武田の鉄砲玉を成分分析してみると、中国・明の永楽通宝と一致しました。
鉄砲玉を造るため、銅銭を使っていたのです。
それは、地理的制約が武田の領地にあったからです。
南蛮貿易の拠点であった長崎や堺は甲斐からは遠いため、物流アクセスが厳しく、鉛が不足したのです。
代替品として銅を鉄砲玉とせざるを得なかったのです。
■AIで合戦をシミュレーション
前提として鉄砲の数を、武田1000丁、織田3000丁とします。
弾数を武田5万発、織田90万発とします。
戦法は、先着順自由連射式、武田軍は田んぼを避け沿道をうまく使います。
AIのシミュレーション結果は1か月後にわかります。
合戦スタート、武田軍が壊滅的打撃を受け、戦死者が増えます。
その後、武田軍が巻き返し、善戦します。
ここで武田軍は玉切れ。
武田軍の槍隊は馬防柵を突破、騎馬隊が突き進みます。
武田軍が勝ちそうです。
■睦平鉱山
長篠の近くに睦平鉱山があって鉛の産地でした。
この合戦の場所で鉛の鉄砲玉が発見されています。
この鉄砲玉は、睦平鉱山で採れたといわれています。
武田軍は、鉛の産地であった睦平鉱山を手に入れるために戦争を起こしたのではないでしょうか。
新たな発見です。
■予想しない織田連合軍の秘密兵器
武田勝頼の手紙に、敵が城を構えて籠もっていた、という記述があります。
城というのは、堀、石垣、塀、土塁を要する地形が城に見えたようです。
甫庵本『信長記』に、さかも木といって、尖った木を柵に設置、身隠しという有刺鉄線のようなものを配置していたことがわかりました。
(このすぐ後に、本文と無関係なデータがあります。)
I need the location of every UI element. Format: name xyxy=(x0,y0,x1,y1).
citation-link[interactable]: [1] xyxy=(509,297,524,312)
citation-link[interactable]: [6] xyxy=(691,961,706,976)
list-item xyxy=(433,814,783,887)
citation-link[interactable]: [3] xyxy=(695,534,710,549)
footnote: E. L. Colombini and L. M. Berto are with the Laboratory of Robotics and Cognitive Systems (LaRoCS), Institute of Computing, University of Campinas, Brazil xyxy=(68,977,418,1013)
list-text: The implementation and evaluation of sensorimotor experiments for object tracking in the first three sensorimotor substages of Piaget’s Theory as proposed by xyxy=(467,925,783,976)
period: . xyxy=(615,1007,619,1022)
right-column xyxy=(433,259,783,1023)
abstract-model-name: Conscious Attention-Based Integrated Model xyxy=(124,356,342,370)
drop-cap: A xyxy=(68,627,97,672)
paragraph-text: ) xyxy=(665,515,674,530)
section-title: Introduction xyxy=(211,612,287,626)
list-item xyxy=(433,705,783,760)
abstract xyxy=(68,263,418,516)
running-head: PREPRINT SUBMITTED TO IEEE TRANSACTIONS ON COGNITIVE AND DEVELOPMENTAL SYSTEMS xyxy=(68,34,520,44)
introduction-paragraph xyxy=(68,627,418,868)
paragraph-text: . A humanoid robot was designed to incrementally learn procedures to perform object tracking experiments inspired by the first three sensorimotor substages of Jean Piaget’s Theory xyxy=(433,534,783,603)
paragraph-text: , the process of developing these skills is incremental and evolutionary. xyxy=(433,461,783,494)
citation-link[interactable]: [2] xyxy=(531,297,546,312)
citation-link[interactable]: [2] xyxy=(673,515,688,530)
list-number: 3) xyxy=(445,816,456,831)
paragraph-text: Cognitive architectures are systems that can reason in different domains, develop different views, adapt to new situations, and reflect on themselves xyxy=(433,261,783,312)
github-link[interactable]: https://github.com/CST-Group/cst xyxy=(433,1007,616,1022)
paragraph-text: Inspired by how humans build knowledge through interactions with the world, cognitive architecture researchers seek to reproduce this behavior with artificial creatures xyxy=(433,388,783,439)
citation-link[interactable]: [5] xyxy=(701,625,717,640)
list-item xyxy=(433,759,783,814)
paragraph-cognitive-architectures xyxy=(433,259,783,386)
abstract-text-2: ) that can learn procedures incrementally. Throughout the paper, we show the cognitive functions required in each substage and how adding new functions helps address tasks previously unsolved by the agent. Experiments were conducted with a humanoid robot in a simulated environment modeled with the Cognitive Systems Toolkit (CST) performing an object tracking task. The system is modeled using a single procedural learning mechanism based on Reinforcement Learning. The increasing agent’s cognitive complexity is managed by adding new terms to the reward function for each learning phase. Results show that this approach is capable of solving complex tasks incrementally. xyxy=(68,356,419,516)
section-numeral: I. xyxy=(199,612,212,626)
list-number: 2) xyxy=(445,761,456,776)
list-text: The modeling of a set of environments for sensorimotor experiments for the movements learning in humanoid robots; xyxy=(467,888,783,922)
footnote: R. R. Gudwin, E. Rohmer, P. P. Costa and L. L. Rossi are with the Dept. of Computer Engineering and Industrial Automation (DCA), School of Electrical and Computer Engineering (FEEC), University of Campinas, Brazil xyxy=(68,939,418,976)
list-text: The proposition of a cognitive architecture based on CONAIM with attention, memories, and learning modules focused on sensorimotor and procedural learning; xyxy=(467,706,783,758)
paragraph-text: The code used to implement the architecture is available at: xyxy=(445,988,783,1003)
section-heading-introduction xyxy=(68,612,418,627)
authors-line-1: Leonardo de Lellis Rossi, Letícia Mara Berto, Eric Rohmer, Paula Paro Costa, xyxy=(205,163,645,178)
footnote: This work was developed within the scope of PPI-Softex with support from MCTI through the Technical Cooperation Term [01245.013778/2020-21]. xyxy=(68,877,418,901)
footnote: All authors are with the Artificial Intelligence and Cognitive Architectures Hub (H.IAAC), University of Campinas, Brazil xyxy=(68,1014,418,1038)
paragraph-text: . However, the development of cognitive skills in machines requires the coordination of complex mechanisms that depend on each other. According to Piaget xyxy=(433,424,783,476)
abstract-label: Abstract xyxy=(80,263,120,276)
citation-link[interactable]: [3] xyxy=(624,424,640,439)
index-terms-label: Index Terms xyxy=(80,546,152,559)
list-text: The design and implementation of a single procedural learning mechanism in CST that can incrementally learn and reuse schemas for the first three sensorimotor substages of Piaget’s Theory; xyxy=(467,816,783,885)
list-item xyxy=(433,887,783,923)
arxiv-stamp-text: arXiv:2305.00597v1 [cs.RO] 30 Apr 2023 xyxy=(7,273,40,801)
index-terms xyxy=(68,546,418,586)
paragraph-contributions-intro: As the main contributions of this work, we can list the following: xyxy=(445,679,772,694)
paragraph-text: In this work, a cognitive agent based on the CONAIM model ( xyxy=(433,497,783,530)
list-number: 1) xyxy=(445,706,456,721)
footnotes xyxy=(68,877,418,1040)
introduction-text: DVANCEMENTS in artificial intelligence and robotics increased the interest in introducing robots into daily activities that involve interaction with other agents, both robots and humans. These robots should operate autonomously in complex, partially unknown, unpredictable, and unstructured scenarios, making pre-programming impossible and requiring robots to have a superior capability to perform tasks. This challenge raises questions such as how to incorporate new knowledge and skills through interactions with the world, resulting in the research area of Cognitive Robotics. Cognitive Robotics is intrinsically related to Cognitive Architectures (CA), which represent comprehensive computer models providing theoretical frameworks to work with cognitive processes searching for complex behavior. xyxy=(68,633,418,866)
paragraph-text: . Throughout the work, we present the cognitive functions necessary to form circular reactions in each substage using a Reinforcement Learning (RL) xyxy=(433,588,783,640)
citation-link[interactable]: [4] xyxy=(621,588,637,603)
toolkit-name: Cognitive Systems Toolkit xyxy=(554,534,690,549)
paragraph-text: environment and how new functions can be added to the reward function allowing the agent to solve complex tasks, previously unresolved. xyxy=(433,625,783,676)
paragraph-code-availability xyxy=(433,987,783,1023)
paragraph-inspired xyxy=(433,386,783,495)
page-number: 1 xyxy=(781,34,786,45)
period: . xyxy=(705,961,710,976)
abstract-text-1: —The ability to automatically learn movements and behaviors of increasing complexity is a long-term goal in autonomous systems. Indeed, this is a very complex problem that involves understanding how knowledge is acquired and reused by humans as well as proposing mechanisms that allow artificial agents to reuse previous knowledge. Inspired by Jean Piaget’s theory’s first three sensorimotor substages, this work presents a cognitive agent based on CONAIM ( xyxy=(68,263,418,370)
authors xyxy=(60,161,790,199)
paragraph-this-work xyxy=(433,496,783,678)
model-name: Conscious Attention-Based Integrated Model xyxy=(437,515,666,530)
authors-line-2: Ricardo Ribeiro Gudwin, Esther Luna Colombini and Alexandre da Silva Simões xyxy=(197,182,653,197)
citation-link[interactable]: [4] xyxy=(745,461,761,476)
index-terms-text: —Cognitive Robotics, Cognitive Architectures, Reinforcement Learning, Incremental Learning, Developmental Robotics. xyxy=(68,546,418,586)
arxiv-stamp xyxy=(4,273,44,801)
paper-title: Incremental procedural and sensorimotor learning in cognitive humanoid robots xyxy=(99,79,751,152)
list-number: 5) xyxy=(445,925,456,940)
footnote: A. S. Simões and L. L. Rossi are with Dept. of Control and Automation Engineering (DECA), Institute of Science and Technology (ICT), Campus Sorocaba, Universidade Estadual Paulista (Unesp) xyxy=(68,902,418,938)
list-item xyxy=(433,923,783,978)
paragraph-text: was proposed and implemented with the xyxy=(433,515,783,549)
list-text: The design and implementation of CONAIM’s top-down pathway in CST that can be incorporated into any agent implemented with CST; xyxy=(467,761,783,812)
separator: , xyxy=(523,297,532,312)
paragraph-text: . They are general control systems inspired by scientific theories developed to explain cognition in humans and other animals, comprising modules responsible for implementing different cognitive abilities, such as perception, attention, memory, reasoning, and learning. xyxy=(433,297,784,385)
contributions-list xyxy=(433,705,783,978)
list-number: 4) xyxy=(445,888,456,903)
実験してみると、足軽部隊は、なかなか突破できませんでした。
この秘密兵器を配置して再度シミュレーションしてみました。
すると、合戦開始が午前6時。
柵をなかなか突破できず、次々と連合軍の鉄砲隊に撃たれていきます。
午後2時終了、武田軍敗北。
高森恵光寺の墓が第三の馬防柵があった所にあります。
織田軍を苦しめた人物の墓として造られたのではないかと番組は言います。
動かないで狙い撃つのが一番良い方法だということで、この後、関ヶ原の戦いや真田丸で鉄砲三段撃ちが行われました。
おわり
■感想
新説が登場し、なかなか面白かったですね。
三段撃ちについては、昔から疑問が出されていますので、新たな説が取り上げられたと言っていいでしょう。
一番面白いのが、睦平鉱山と長篠の戦いの関係性を見出したところです。
鉄砲玉の材料である鉛の不足を補うための戦いだった、という仮説は面白いですね。
近世史はあまり詳しくないのですが、地理的な優劣というのが経済力の差、そして戦国大名の力の差となって現れたというのは、本質をついていて面白いですし、研究してみたいテーマです。
経済力の差が戦国時代、江戸時代、明治時代、そして現代へと続いていくことは明らかです。
だけど、小説とかドラマでは描きにくい題材です。
経済学をもっと勉強しないといけないですね。